I was under the impression that the plan was to allow a set of configurable (per-language) common characters to be allowed inside _detect_best_script_name. Perhaps I misunderstood the original plan?

I suppose the current behavior may be too restrictive as there are plenty of languages where the common Latin apostrophe is used.

I thought we handled apostrophe used to mark glottal stop. Maybe we didn't. @cgibson6279 can perhaps weigh in.

yeah running common_characters.py should extend the regex in split.py to accommodate apostrophe characters in all scripts, so I'm not sure why that would be an issue. I'm pretty sure common_characters.py is run as part of the postprocess script for scraping data, so if that was run apostrophes shouldn't be an issue. But it also looks like maybe Lucas may have done a bit of work/added some things to those files as part of the reorganization effort? So I'm not one hundred percent sure what exactly changed there if that's the case.
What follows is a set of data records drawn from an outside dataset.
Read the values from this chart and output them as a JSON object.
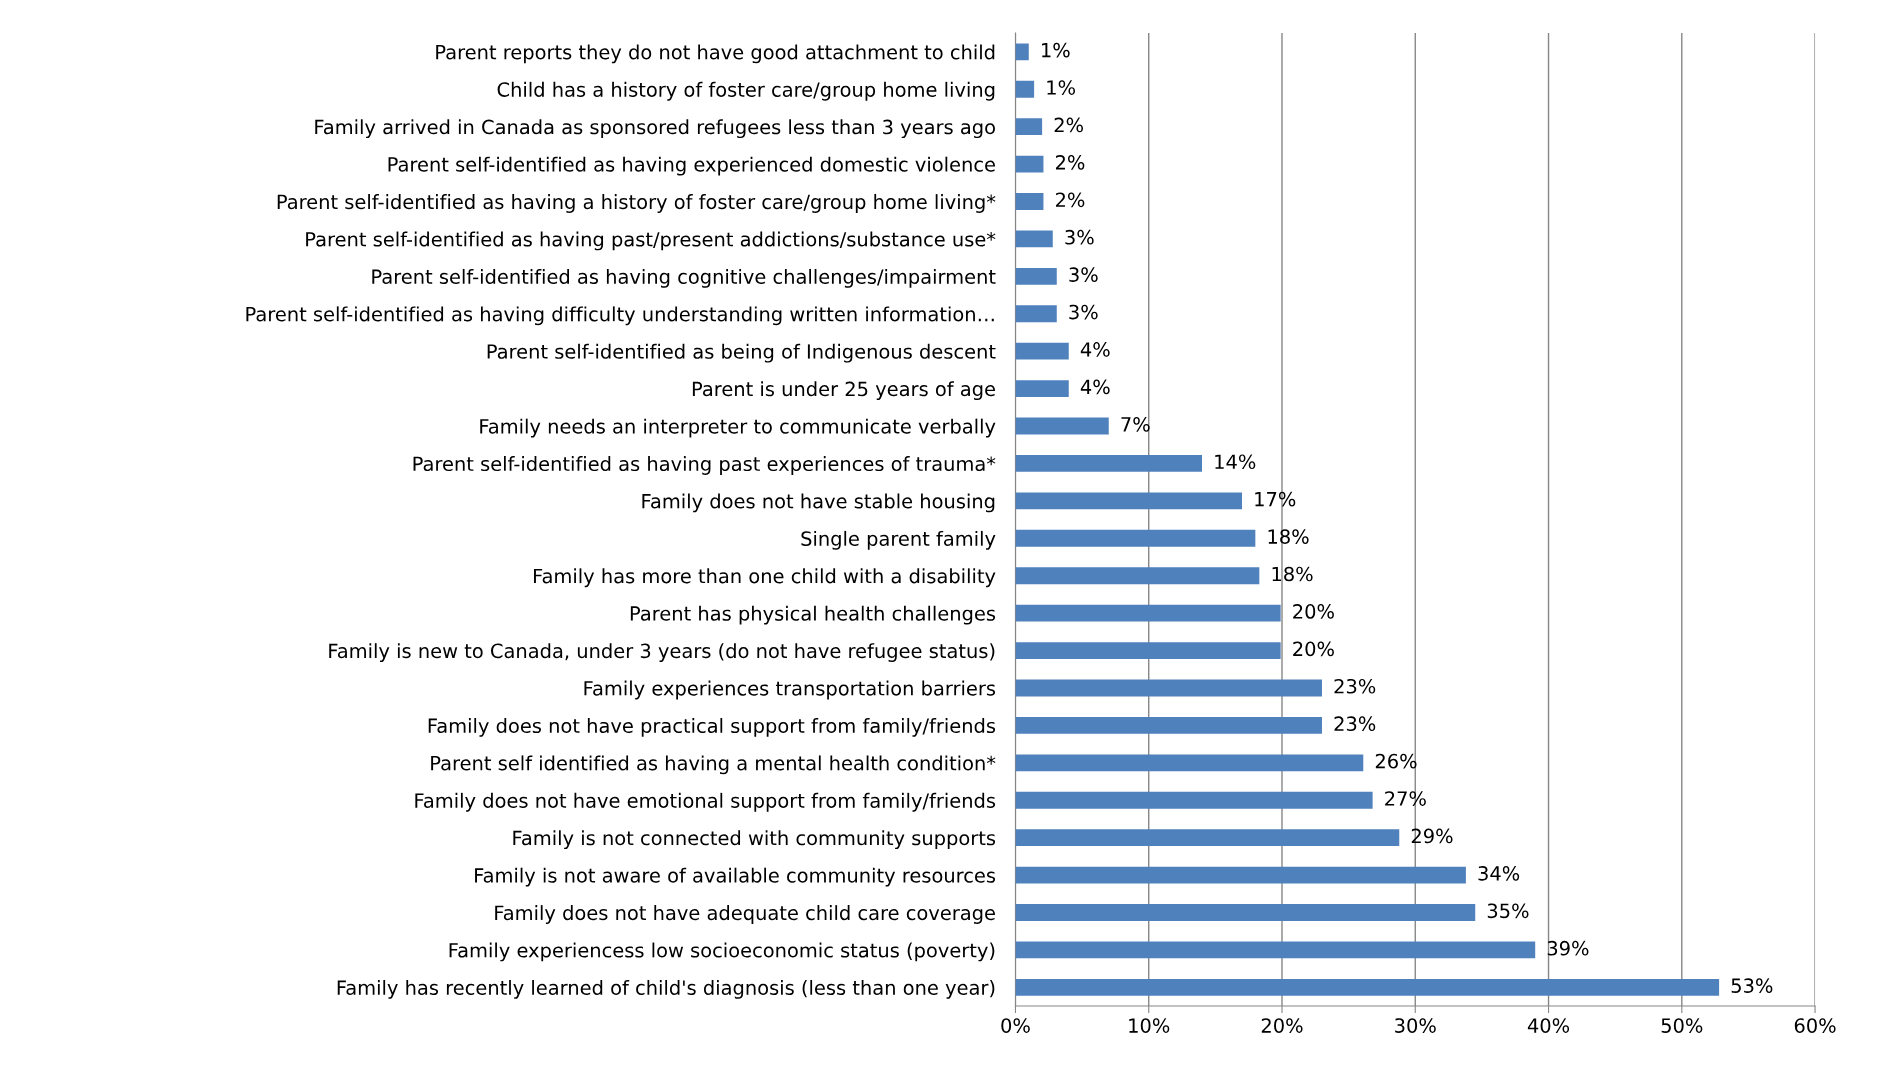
{
  "chart_data": {
    "type": "bar",
    "orientation": "horizontal",
    "color": "#4f81bd",
    "categories": [
      "Parent reports they do not have good attachment to child",
      "Child has a history of foster care/group home living",
      "Family arrived in Canada as sponsored refugees less than 3 years ago",
      "Parent self-identified as having experienced domestic violence",
      "Parent self-identified as having a history of foster care/group home living*",
      "Parent self-identified as having past/present addictions/substance use*",
      "Parent self-identified as having cognitive challenges/impairment",
      "Parent self-identified as having difficulty understanding written information…",
      "Parent self-identified as being of Indigenous descent",
      "Parent is under 25 years of age",
      "Family needs an interpreter to communicate verbally",
      "Parent self-identified as having past experiences of trauma*",
      "Family does not have stable housing",
      "Single parent family",
      "Family has more than one child with a disability",
      "Parent has physical health challenges",
      "Family is new to Canada, under 3 years (do not have refugee status)",
      "Family experiences transportation barriers",
      "Family does not have practical support from family/friends",
      "Parent self identified as having a mental health condition*",
      "Family does not have emotional support from family/friends",
      "Family is not connected with community supports",
      "Family is not aware of available community resources",
      "Family does not have adequate child care coverage",
      "Family experiencess low socioeconomic status (poverty)",
      "Family has recently learned of child's diagnosis (less than one year)"
    ],
    "values": [
      1.0,
      1.4,
      2.0,
      2.1,
      2.1,
      2.8,
      3.1,
      3.1,
      4.0,
      4.0,
      7.0,
      14.0,
      17.0,
      18.0,
      18.3,
      19.9,
      19.9,
      23.0,
      23.0,
      26.1,
      26.8,
      28.8,
      33.8,
      34.5,
      39.0,
      52.8
    ],
    "value_labels": [
      "1%",
      "1%",
      "2%",
      "2%",
      "2%",
      "3%",
      "3%",
      "3%",
      "4%",
      "4%",
      "7%",
      "14%",
      "17%",
      "18%",
      "18%",
      "20%",
      "20%",
      "23%",
      "23%",
      "26%",
      "27%",
      "29%",
      "34%",
      "35%",
      "39%",
      "53%"
    ],
    "xlim": [
      0,
      60
    ],
    "xticks": [
      {
        "value": 0,
        "label": "0%"
      },
      {
        "value": 10,
        "label": "10%"
      },
      {
        "value": 20,
        "label": "20%"
      },
      {
        "value": 30,
        "label": "30%"
      },
      {
        "value": 40,
        "label": "40%"
      },
      {
        "value": 50,
        "label": "50%"
      },
      {
        "value": 60,
        "label": "60%"
      }
    ],
    "grid": "x",
    "legend": false
  }
}
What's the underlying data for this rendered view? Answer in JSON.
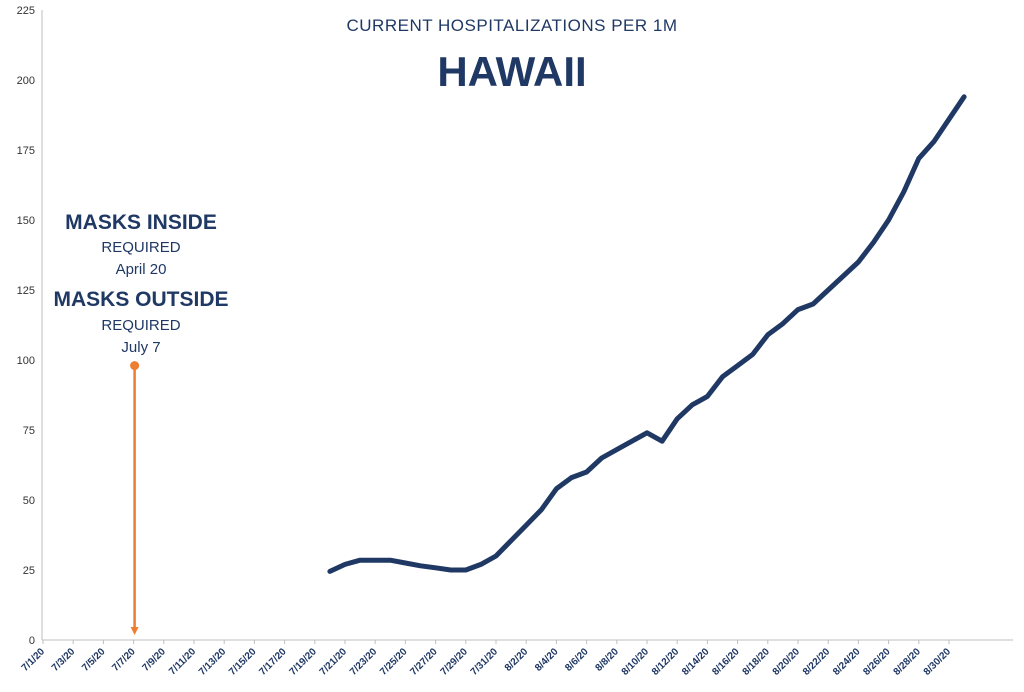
{
  "chart_data": {
    "type": "line",
    "title": "CURRENT HOSPITALIZATIONS PER 1M",
    "subtitle": "HAWAII",
    "ylim": [
      0,
      225
    ],
    "yticks": [
      0,
      25,
      50,
      75,
      100,
      125,
      150,
      175,
      200,
      225
    ],
    "grid": false,
    "x_tick_labels": [
      "7/1/20",
      "7/3/20",
      "7/5/20",
      "7/7/20",
      "7/9/20",
      "7/11/20",
      "7/13/20",
      "7/15/20",
      "7/17/20",
      "7/19/20",
      "7/21/20",
      "7/23/20",
      "7/25/20",
      "7/27/20",
      "7/29/20",
      "7/31/20",
      "8/2/20",
      "8/4/20",
      "8/6/20",
      "8/8/20",
      "8/10/20",
      "8/12/20",
      "8/14/20",
      "8/16/20",
      "8/18/20",
      "8/20/20",
      "8/22/20",
      "8/24/20",
      "8/26/20",
      "8/28/20",
      "8/30/20"
    ],
    "x": [
      "7/20/20",
      "7/21/20",
      "7/22/20",
      "7/23/20",
      "7/24/20",
      "7/25/20",
      "7/26/20",
      "7/27/20",
      "7/28/20",
      "7/29/20",
      "7/30/20",
      "7/31/20",
      "8/1/20",
      "8/2/20",
      "8/3/20",
      "8/4/20",
      "8/5/20",
      "8/6/20",
      "8/7/20",
      "8/8/20",
      "8/9/20",
      "8/10/20",
      "8/11/20",
      "8/12/20",
      "8/13/20",
      "8/14/20",
      "8/15/20",
      "8/16/20",
      "8/17/20",
      "8/18/20",
      "8/19/20",
      "8/20/20",
      "8/21/20",
      "8/22/20",
      "8/23/20",
      "8/24/20",
      "8/25/20",
      "8/26/20",
      "8/27/20",
      "8/28/20",
      "8/29/20",
      "8/30/20",
      "8/31/20"
    ],
    "series": [
      {
        "color": "#1f3864",
        "values": [
          24.5,
          27,
          28.5,
          28.5,
          28.5,
          27.5,
          26.5,
          25.8,
          25,
          25,
          27,
          30,
          35.5,
          41,
          46.5,
          54,
          58,
          60,
          65,
          68,
          71,
          74,
          71,
          79,
          84,
          87,
          94,
          98,
          102,
          109,
          113,
          118,
          120,
          125,
          130,
          135,
          142,
          150,
          160,
          172,
          178,
          186,
          194
        ]
      }
    ],
    "annotations": {
      "masks_inside": "MASKS INSIDE",
      "inside_required": "REQUIRED",
      "inside_date": "April 20",
      "masks_outside": "MASKS OUTSIDE",
      "outside_required": "REQUIRED",
      "outside_date": "July 7",
      "marker_x": "7/7/20",
      "marker_y": 98,
      "marker_color": "#ed7d31"
    }
  }
}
Running the postprocess resulted in all the pronunciations with apostrophes being removed from the original tsv, so I guess something has changed. But, on the other hand, correct me if I am wrong - shouldn't this logic be incorporated into _detect_best_script_name because it fails precisely because of the strict mode which is not permissive to common characters. And if _detect_best_script_name fails, then the words in the dictionary are not updated correctly.

That logic sounds correct to me.

The solution might be as simple as setting that param to False

I think disabling the strict mode will be too permissive - I suppose we don't want to allow, say, a mix of Cyrillic and Latin characters in a single word.

That was considered, but I don't remember what the solution was... I'll have to take a look further and report back.

I think our problem is line 62 here:
https://github.com/kylebgorman/wikipron/blob/5026d95d2a71b0823cd633b08c4350ad86ef0422/data/scrape/lib/common_characters.py#L59-L67
Should this be if unicodedataplus.script(char) == "Common": ?
I don't think _detect_best_script_name is the problem here. It was moved into languages_update.py and doesn't interact with the Common/Inherited regex extension stuff.

One potential problem with our approach is if there were no words in a language that all came from a single script (if every Makasar word contained an apostrophe) then we wouldn't be able to assign a script and I'm not sure what would happen after that.